「萌えキャラ」ポスターは女性蔑視?何が問題だったのか
「何が性的な表現か、ということについては個人差があるが、不特定多数の人がみる公的空間に掲示する際は、見る人の感性の幅を想定して内容を考える必要があった。『碧志摩メグ』については、胸を強調するイラストや座っているポーズが淫靡なものを想像させ、『のうりん』のポスターについても胸が強調され、構図が男性にとって都合の良いような、性的に媚びたような表現と感じさせる」 佐倉さんは「社会では物事を動かす人が男性視点である場合があり、女性からするとそういう視点に釈然としない思いを抱える。

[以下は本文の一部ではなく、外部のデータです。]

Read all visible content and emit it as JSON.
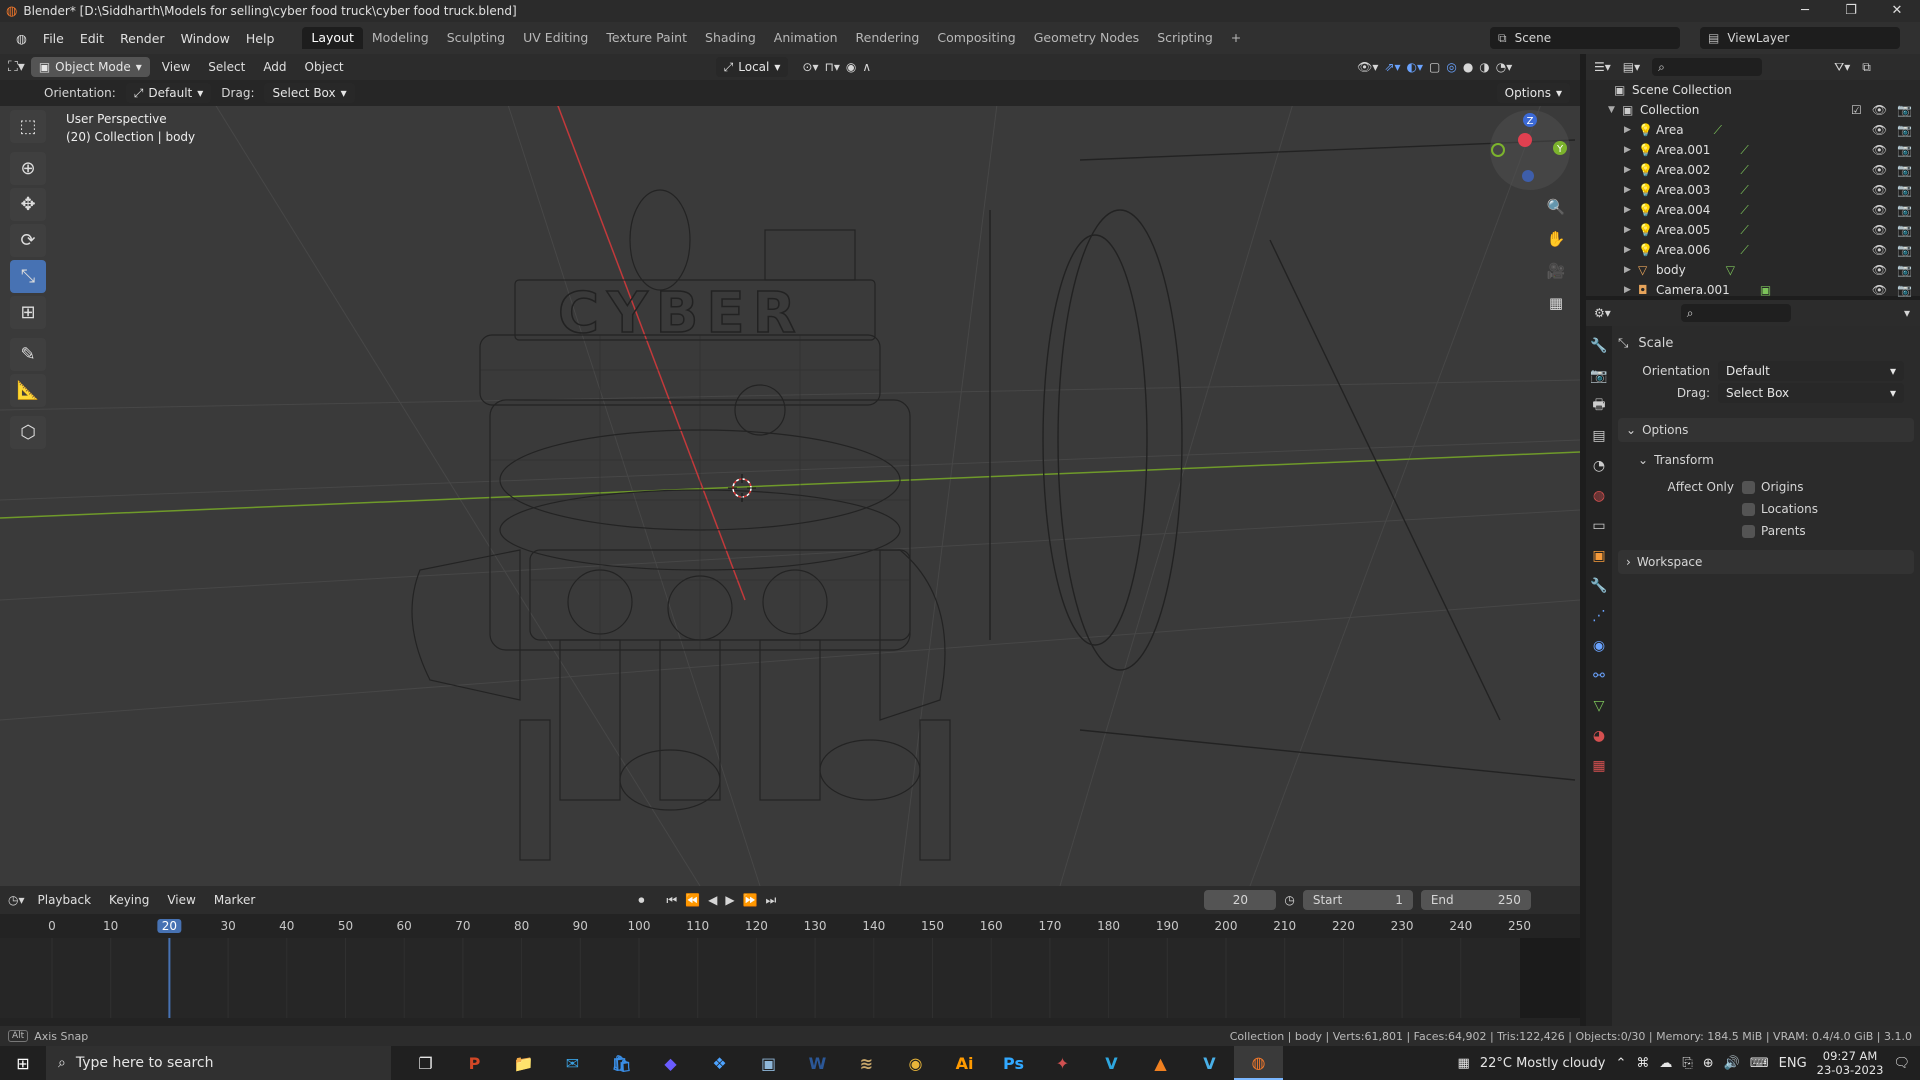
{
  "window": {
    "title": "Blender* [D:\\Siddharth\\Models for selling\\cyber food truck\\cyber food truck.blend]",
    "minimize": "─",
    "maximize": "❐",
    "close": "✕"
  },
  "menubar": {
    "items": [
      "File",
      "Edit",
      "Render",
      "Window",
      "Help"
    ],
    "workspaces": [
      "Layout",
      "Modeling",
      "Sculpting",
      "UV Editing",
      "Texture Paint",
      "Shading",
      "Animation",
      "Rendering",
      "Compositing",
      "Geometry Nodes",
      "Scripting",
      "+"
    ],
    "active_workspace": "Layout",
    "scene": "Scene",
    "view_layer": "ViewLayer"
  },
  "viewport_header": {
    "mode": "Object Mode",
    "menus": [
      "View",
      "Select",
      "Add",
      "Object"
    ],
    "transform_orientation": "Local"
  },
  "tool_header": {
    "orientation_label": "Orientation:",
    "orientation_value": "Default",
    "drag_label": "Drag:",
    "drag_value": "Select Box",
    "options": "Options"
  },
  "viewport": {
    "perspective": "User Perspective",
    "collection_info": "(20) Collection | body",
    "truck_sign": "CYBER"
  },
  "tools": [
    {
      "name": "select-box-tool",
      "glyph": "⬚",
      "active": false
    },
    {
      "name": "cursor-tool",
      "glyph": "⊕",
      "active": false
    },
    {
      "name": "move-tool",
      "glyph": "✥",
      "active": false
    },
    {
      "name": "rotate-tool",
      "glyph": "⟳",
      "active": false
    },
    {
      "name": "scale-tool",
      "glyph": "⤡",
      "active": true
    },
    {
      "name": "transform-tool",
      "glyph": "⊞",
      "active": false
    },
    {
      "name": "annotate-tool",
      "glyph": "✎",
      "active": false
    },
    {
      "name": "measure-tool",
      "glyph": "📐",
      "active": false
    },
    {
      "name": "add-cube-tool",
      "glyph": "⬡",
      "active": false
    }
  ],
  "nav_buttons": [
    "🔍",
    "✋",
    "🎥",
    "▦"
  ],
  "gizmo": {
    "z": "Z",
    "y": "Y"
  },
  "outliner": {
    "root": "Scene Collection",
    "collection": "Collection",
    "items": [
      {
        "name": "Area"
      },
      {
        "name": "Area.001"
      },
      {
        "name": "Area.002"
      },
      {
        "name": "Area.003"
      },
      {
        "name": "Area.004"
      },
      {
        "name": "Area.005"
      },
      {
        "name": "Area.006"
      },
      {
        "name": "body"
      },
      {
        "name": "Camera.001"
      }
    ]
  },
  "properties": {
    "tool_name": "Scale",
    "orientation_label": "Orientation",
    "orientation_value": "Default",
    "drag_label": "Drag:",
    "drag_value": "Select Box",
    "options_panel": "Options",
    "transform_panel": "Transform",
    "affect_only_label": "Affect Only",
    "checkboxes": [
      "Origins",
      "Locations",
      "Parents"
    ],
    "workspace_panel": "Workspace"
  },
  "timeline": {
    "menus": [
      "Playback",
      "Keying",
      "View",
      "Marker"
    ],
    "current_frame": "20",
    "start_label": "Start",
    "start": "1",
    "end_label": "End",
    "end": "250",
    "ruler": [
      "0",
      "10",
      "20",
      "30",
      "40",
      "50",
      "60",
      "70",
      "80",
      "90",
      "100",
      "110",
      "120",
      "130",
      "140",
      "150",
      "160",
      "170",
      "180",
      "190",
      "200",
      "210",
      "220",
      "230",
      "240",
      "250"
    ]
  },
  "statusbar": {
    "left": "Axis Snap",
    "right": "Collection | body | Verts:61,801 | Faces:64,902 | Tris:122,426 | Objects:0/30 | Memory: 184.5 MiB | VRAM: 0.4/4.0 GiB | 3.1.0"
  },
  "taskbar": {
    "search_placeholder": "Type here to search",
    "apps": [
      {
        "name": "task-view-icon",
        "glyph": "❐",
        "color": "#e5e5e5"
      },
      {
        "name": "powerpoint-icon",
        "glyph": "P",
        "color": "#d24726"
      },
      {
        "name": "file-explorer-icon",
        "glyph": "📁",
        "color": "#f3c13a"
      },
      {
        "name": "mail-icon",
        "glyph": "✉",
        "color": "#3aa0e0"
      },
      {
        "name": "store-icon",
        "glyph": "🛍",
        "color": "#3a8ee6"
      },
      {
        "name": "copilot-icon",
        "glyph": "◆",
        "color": "#6a5cff"
      },
      {
        "name": "app-icon-1",
        "glyph": "❖",
        "color": "#4da3ff"
      },
      {
        "name": "app-icon-2",
        "glyph": "▣",
        "color": "#8fb7d9"
      },
      {
        "name": "word-icon",
        "glyph": "W",
        "color": "#2b5797"
      },
      {
        "name": "app-icon-3",
        "glyph": "≋",
        "color": "#caa86a"
      },
      {
        "name": "chrome-icon",
        "glyph": "◉",
        "color": "#e8b53a"
      },
      {
        "name": "illustrator-icon",
        "glyph": "Ai",
        "color": "#ff9a00"
      },
      {
        "name": "photoshop-icon",
        "glyph": "Ps",
        "color": "#31a8ff"
      },
      {
        "name": "app-icon-4",
        "glyph": "✦",
        "color": "#d05050"
      },
      {
        "name": "vscode-icon",
        "glyph": "V",
        "color": "#2ea7e0"
      },
      {
        "name": "vlc-icon",
        "glyph": "▲",
        "color": "#f08020"
      },
      {
        "name": "app-icon-5",
        "glyph": "V",
        "color": "#49b0e8"
      },
      {
        "name": "blender-icon",
        "glyph": "◍",
        "color": "#f5792a",
        "active": true
      }
    ],
    "weather": "22°C  Mostly cloudy",
    "language": "ENG",
    "time": "09:27 AM",
    "date": "23-03-2023"
  }
}
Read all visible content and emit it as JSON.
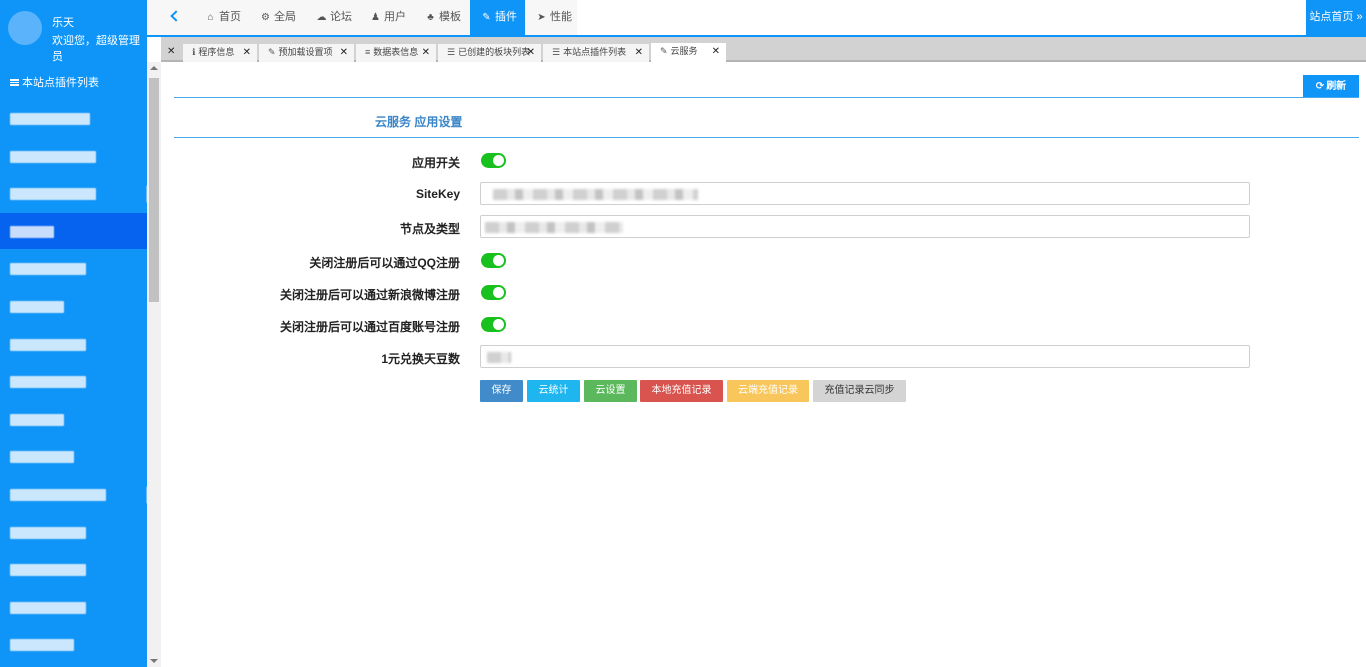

アニメの創作にも、ときに男性視点という問題が出てくる」として、あらゆる制作現場の人は視点が偏っていないかを常に注意する必要があると話す。
「萌えキャラ」自体が「女性蔑視」なのではない
一方で、佐倉さんは「萌えキャラ」や「オタク文化」自体が女性蔑視につながるものではないとして、アニメ的な表現を一括りにして攻撃する行為を「短絡的だ」と批判する。 「アニメの表現が常にフェミニズムの立場から見て問題ということではなく、むしろ評価できる点もある。当然とされているような『男女』の枠組みや、異性愛が当然だという考えを覆すような表現があるのもまた、アニメだからだ。例えば、女性主人公が男性キャラの補助やケアをする役割を与えられるのではなく、主体的に行動しながら女性同士の関係性を深く育んでいる作品などもたくさんある」 佐倉さんは、アニメの表現にはフェミニズムの観点から見ても性差を越えるような画期的な視点が含まれることが多く、「萌えキャラ」や「オタク文化」のすべてを女性蔑視だとして全面的に否定する極端な批判はこうした点を見過ごしてしまう恐れがあるとして警鐘を鳴らす。
「萌えおこし」、注意すべきことは
では、行政などがアニメとコラボしたり、「萌えキャラ」でまちおこしをしたいと思ったとき、どのようなことに注意をすればよいのだろうか。佐倉さんは今回のような騒動を避けるためには、現場スタッフが「どのように批判される可能性があるか、十分事前にシミュレーションすること」だと提案する。今回の「のうりん」のキャラについても、反発が出にくそうなビジュアルを用いることは出来たはずで、ビジュアルの選択に注意しさえすれば問題とはならないと考えるからだ。